III DOM. DI PASQUA
“Saranno predicati a tutti i popoli la
conversione e il perdono dei peccati” (Lc 24,47). Questo è ciò che fanno
Pietro e Giovanni al tempio di Gerusalemme: dire a tutti che è possibile essere
perdonati.
La guarigione del paralitico, alla quale tutti danno tanta importanza,
sembra essere secondaria per i due apostoli. Sono stupiti di tutta
quell’attenzione rivolta a loro e la rifiutano, perché sanno molto bene, di
essere solamente strumenti; Gesù è l‘autore di quella guarigione. Essi non
vogliono che a causa loro il Signore
finisca in secondo piano. In quel momento, forse hanno capito, che il Signore
spesso guariva di nascosto e cercava di impedire la diffusione del fatto, per
evitare che, cercassero da Lui solo lo straordinario, i miracoli, le guarigioni
immediate ecc …
Quel che preme a Pietro invece, è richiamare alla conversione: “Convertitevi e cambiate vita, perché siano
cancellati i vostri peccati” (At 3,19). Prima ricorda loro cosa hanno
fatto: “avete consegnato e rinnegato (Gesù)

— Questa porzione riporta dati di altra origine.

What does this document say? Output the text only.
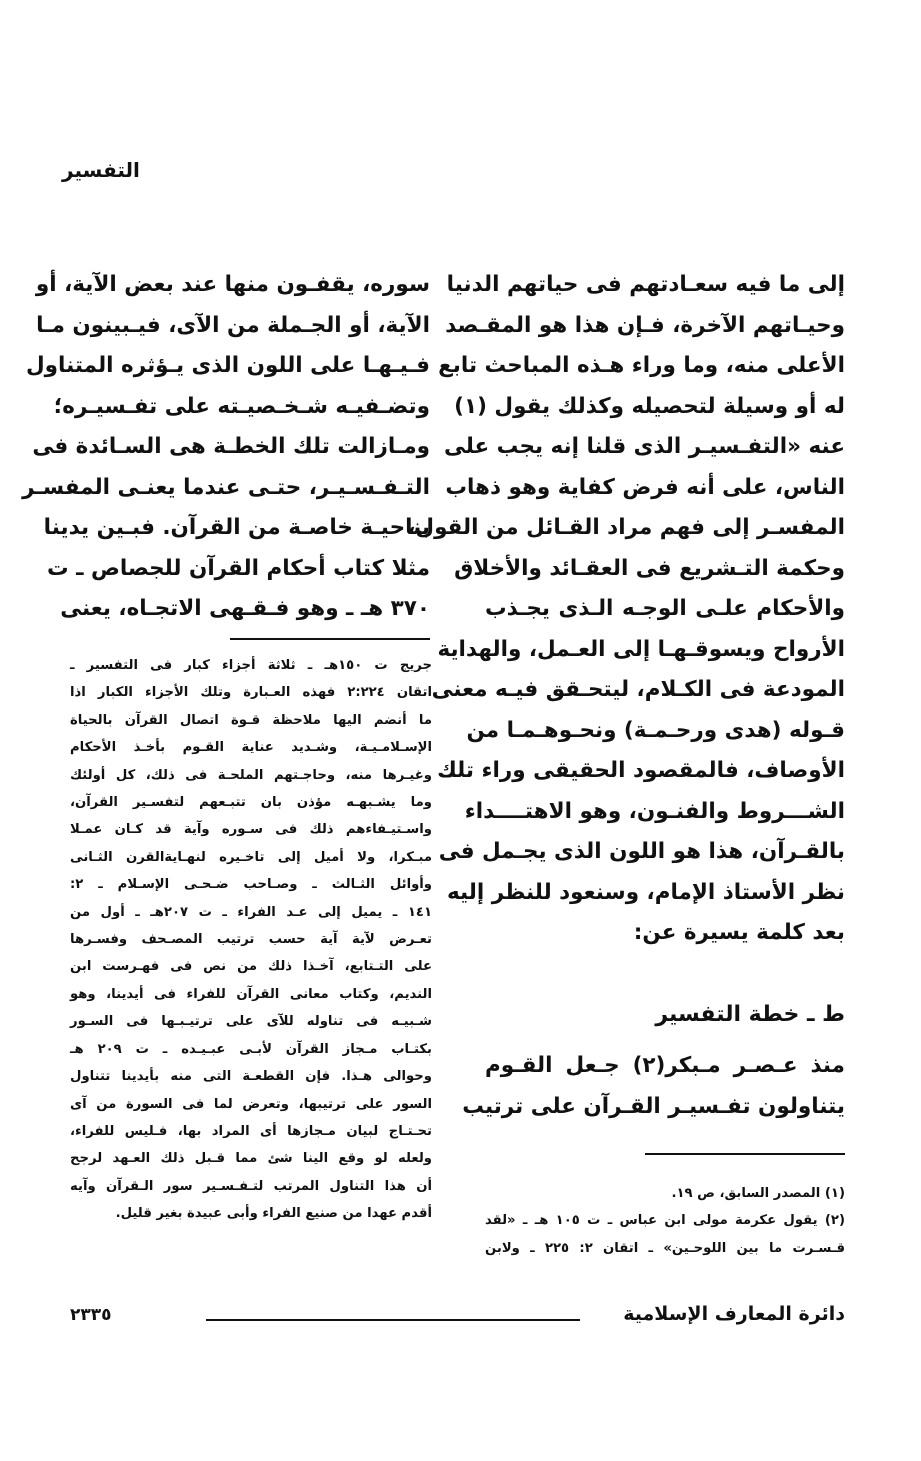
التفسير
إلى ما فيه سعـادتهم فى حياتهم الدنيا
وحيـاتهم الآخرة، فـإن هذا هو المقـصد
الأعلى منه، وما وراء هـذه المباحث تابع
له أو وسيلة لتحصيله وكذلك يقول (١)
عنه «التفـسيـر الذى قلنا إنه يجب على
الناس، على أنه فرض كفاية وهو ذهاب
المفسـر إلى فهم مراد القـائل من القول،
وحكمة التـشريع فى العقـائد والأخلاق
والأحكام علـى الوجـه الـذى يجـذب
الأرواح ويسوقـهـا إلى العـمل، والهداية
المودعة فى الكـلام، ليتحـقق فيـه معنى
قـوله (هدى ورحـمـة) ونحـوهـمـا من
الأوصاف، فالمقصود الحقيقى وراء تلك
الشـــروط والفنـون، وهو الاهتــــداء
بالقـرآن، هذا هو اللون الذى يجـمل فى
نظر الأستاذ الإمام، وسنعود للنظر إليه
بعد كلمة يسيرة عن:
سوره، يقفـون منها عند بعض الآية، أو
الآية، أو الجـملة من الآى، فيـبينون مـا
فـيـهـا على اللون الذى يـؤثره المتناول
وتضـفيـه شـخـصيـته على تفـسيـره؛
ومـازالت تلك الخطـة هى السـائدة فى
التـفـسـيـر، حتـى عندما يعنـى المفسـر
بناحيـة خاصـة من القرآن. فبـين يدينا
مثلا كتاب أحكام القرآن للجصاص ـ ت
٣٧٠ هـ ـ وهو فـقـهى الاتجـاه، يعنى
ط ـ خطة التفسير
منذ عـصـر مـبكر(٢) جـعل القـوم
يتناولون تفـسيـر القـرآن على ترتيب
جريج ت ١٥٠هـ ـ ثلاثة أجزاء كبار فى التفسير ـ
اتقان ٢:٢٢٤ فهذه العـبارة وتلك الأجزاء الكبار اذا
ما أنضم اليها ملاحظة قـوة اتصال القرآن بالحياة
الإسـلامـيـة، وشـديد عناية القـوم بأخـذ الأحكام
وغيـرها منه، وحاجـتهم الملحـة فى ذلك، كل أولئك
وما يشـبهـه مؤذن بان تتبـعهم لتفسـير القرآن،
واسـتيـفاءهم ذلك فى سـوره وآية قد كـان عمـلا
مبـكرا، ولا أميل إلى تاخـيره لنهـايةالقرن الثـانى
وأوائل الثـالث ـ وصـاحب ضـحـى الإسـلام ـ ٢:
١٤١ ـ يميل إلى عـد الفراء ـ ت ٢٠٧هـ ـ أول من
تعـرض لآية آية حسب ترتيب المصـحف وفسـرها
على التـتابع، آخـذا ذلك من نص فى فهـرست ابن
النديم، وكتاب معانى القرآن للفراء فى أيدينا، وهو
شـبيـه فى تناوله للآى على ترتيـبـها فى السـور
بكتـاب مـجاز القرآن لأبـى عبـيـده ـ ت ٢٠٩ هـ
وحوالى هـذا. فإن القطعـة التى منه بأيدينا تتناول
السور على ترتيبها، وتعرض لما فى السورة من آى
تحـتـاج لبيان مـجازها أى المراد بها، فـليس للفراء،
ولعله لو وقع الينا شئ مما قـبل ذلك العـهد لرجح
أن هذا التناول المرتب لتـفـسـير سور الـقرآن وآيه
أقدم عهدا من صنيع الفراء وأبى عبيدة بغير قليل.
(١) المصدر السابق، ص ١٩.
(٢) يقول عكرمة مولى ابن عباس ـ ت ١٠٥ هـ ـ «لقد
قـسـرت ما بين اللوحـين» ـ اتقان ٢: ٢٢٥ ـ ولابن
دائرة المعارف الإسلامية
٢٣٣٥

di fronte a Pilato, mentre egli aveva
deciso di liberarlo; voi invece avete rinnegato il Santo e il Giusto, e avete
chiesto che vi fosse graziato un assassino. Avete ucciso l’autore della vita”
(At 3, 13ss); poi li giustifica: “So che
avete agito per ignoranza, come pure i vostri capi” (3,17), ma infine, li
invita a prendere coscienza e a cambiare.

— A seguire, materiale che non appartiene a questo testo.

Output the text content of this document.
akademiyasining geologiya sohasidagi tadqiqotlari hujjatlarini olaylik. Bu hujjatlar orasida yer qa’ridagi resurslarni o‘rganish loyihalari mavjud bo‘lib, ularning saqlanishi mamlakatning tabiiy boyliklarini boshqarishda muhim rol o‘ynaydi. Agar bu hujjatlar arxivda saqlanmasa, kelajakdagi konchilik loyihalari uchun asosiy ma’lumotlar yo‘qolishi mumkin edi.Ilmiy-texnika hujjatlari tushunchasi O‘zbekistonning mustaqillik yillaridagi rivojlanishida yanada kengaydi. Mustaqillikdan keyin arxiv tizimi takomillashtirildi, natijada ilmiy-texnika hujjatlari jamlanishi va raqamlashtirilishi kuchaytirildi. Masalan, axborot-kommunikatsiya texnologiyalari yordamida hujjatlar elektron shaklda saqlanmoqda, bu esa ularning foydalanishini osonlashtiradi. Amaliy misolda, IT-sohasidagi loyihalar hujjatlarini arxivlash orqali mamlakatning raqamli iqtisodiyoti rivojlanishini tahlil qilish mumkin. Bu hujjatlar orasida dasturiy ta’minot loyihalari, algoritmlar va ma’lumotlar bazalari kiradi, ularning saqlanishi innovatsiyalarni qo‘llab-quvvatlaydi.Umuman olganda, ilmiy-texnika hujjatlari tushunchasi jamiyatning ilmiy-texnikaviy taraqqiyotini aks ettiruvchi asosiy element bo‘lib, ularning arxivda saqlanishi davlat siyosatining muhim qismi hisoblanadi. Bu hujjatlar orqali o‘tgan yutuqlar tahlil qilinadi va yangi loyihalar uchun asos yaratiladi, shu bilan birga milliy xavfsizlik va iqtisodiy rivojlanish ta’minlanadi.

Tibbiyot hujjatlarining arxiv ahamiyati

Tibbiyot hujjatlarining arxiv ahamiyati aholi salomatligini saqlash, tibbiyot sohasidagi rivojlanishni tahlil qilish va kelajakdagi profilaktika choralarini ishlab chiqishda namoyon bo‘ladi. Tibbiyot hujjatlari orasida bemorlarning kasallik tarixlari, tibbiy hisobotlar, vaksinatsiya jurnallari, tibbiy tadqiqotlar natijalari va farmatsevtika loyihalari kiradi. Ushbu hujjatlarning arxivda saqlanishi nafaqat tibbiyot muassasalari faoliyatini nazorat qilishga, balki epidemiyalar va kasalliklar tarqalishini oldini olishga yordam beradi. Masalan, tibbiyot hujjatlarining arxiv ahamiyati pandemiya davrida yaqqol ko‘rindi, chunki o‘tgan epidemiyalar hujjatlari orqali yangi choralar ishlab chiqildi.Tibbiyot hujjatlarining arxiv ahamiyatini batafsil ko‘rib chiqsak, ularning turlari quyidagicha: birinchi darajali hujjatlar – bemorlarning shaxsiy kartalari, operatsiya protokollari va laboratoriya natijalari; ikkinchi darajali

Tutti hanno contribuito attivamente e con convinzione a uccidere Gesù?
Chiaramente no. Molti semplicemente si sono uniti alla massa, convinti che ciò
che pensa la maggioranza è vero, nonché giusto – tanti gridavano:
“Crocifiggilo” e allora si sono uniti -; altri hanno preferito farsi i fatti
loro e non rischiare, dimenticando che, non impedire il male, è già farlo;
altri ancora sapevano che, stare con la maggioranza conviene. E’ per questo che
il diavolo ama agire attraverso i pochi, lasciati fare dalla maggioranza.
Niente di nuovo sotto il sole, del resto, Gesù è stato ucciso a causa di
un referendum: “”Volete che vi lasci
libero Gesù o Barabba?”.
Quel che è importante, però, è l’invito
alla conversione. Questa è una parola straordinaria, di cui non riusciamo percepire
fino in fondo la forza dirompente. Ci limitiamo a immaginare la conversione,
come a uno sforzo, spesso fallimentare,
per diventare migliori, invece, è innanzitutto una grazia. Ebbene sì, innanzitutto,
Dio ci dice che non ci condanna a rimanere legati al nostro passato.
Spesso condanniamo e ci autocondanniamo a una pena eterna, per quanto detto o
fatto di male: Dio non agisce così. Il Signore chiama male il nostro male e ce
lo indica con precisione, non per farci soffrire inutilmente o per umiliarci,
ma per guarirci, dopo di che, ci fa nuovi: “Cambiate
vita, perché siano cancellati i vostri peccati”. Questo è il senso più profondo della
conversione. Dio non ci dice : “Tu non cambierai mai”, ma al contrario: “Tu
puoi essere migliore, perché non sei
malvagio, anche se hai fatto cose cattive”.
La grazia della conversione dice, che Dio
guarda quel che siamo oggi, non quel che eravamo ieri; ascolta ciò che diciamo
oggi, non ciò che abbiamo detto ieri. Scrive san Giovanni Crisostomo: “Hai peccato? Va’ in chiesa e lavati dai tuoi
peccati. Ogni volta che ti succede di cadere, rialzati di nuovo; ogni volta che
tu pecchi, pentiti dei tuoi peccati. Non disperare. Anche se tu pecchi una
seconda volta, pentiti una seconda volta. Non perdere la speranza nei beni che sono preparati per te. Perché la Chiesa è
l’ospedale della guarigione, non un tribunale; non un luogo dove i peccatori
espiano la pena, ma dove il perdono è donata all’essere umano” (Omelia sulla penitenza).
Dobbiamo avere l’umiltà del pubblicano al tempio, il quale, mentre il
fariseo, stando in prima fila si vanta con Dio della propria bontà e bravura, riconosce
di essere una creatura povera e peccatrice; egli se ne sta in fondo,
consapevole di non essere degno. Dio guarda il cuore e vede una creatura nuova,
desiderosa di una vita nuova: gliela concede.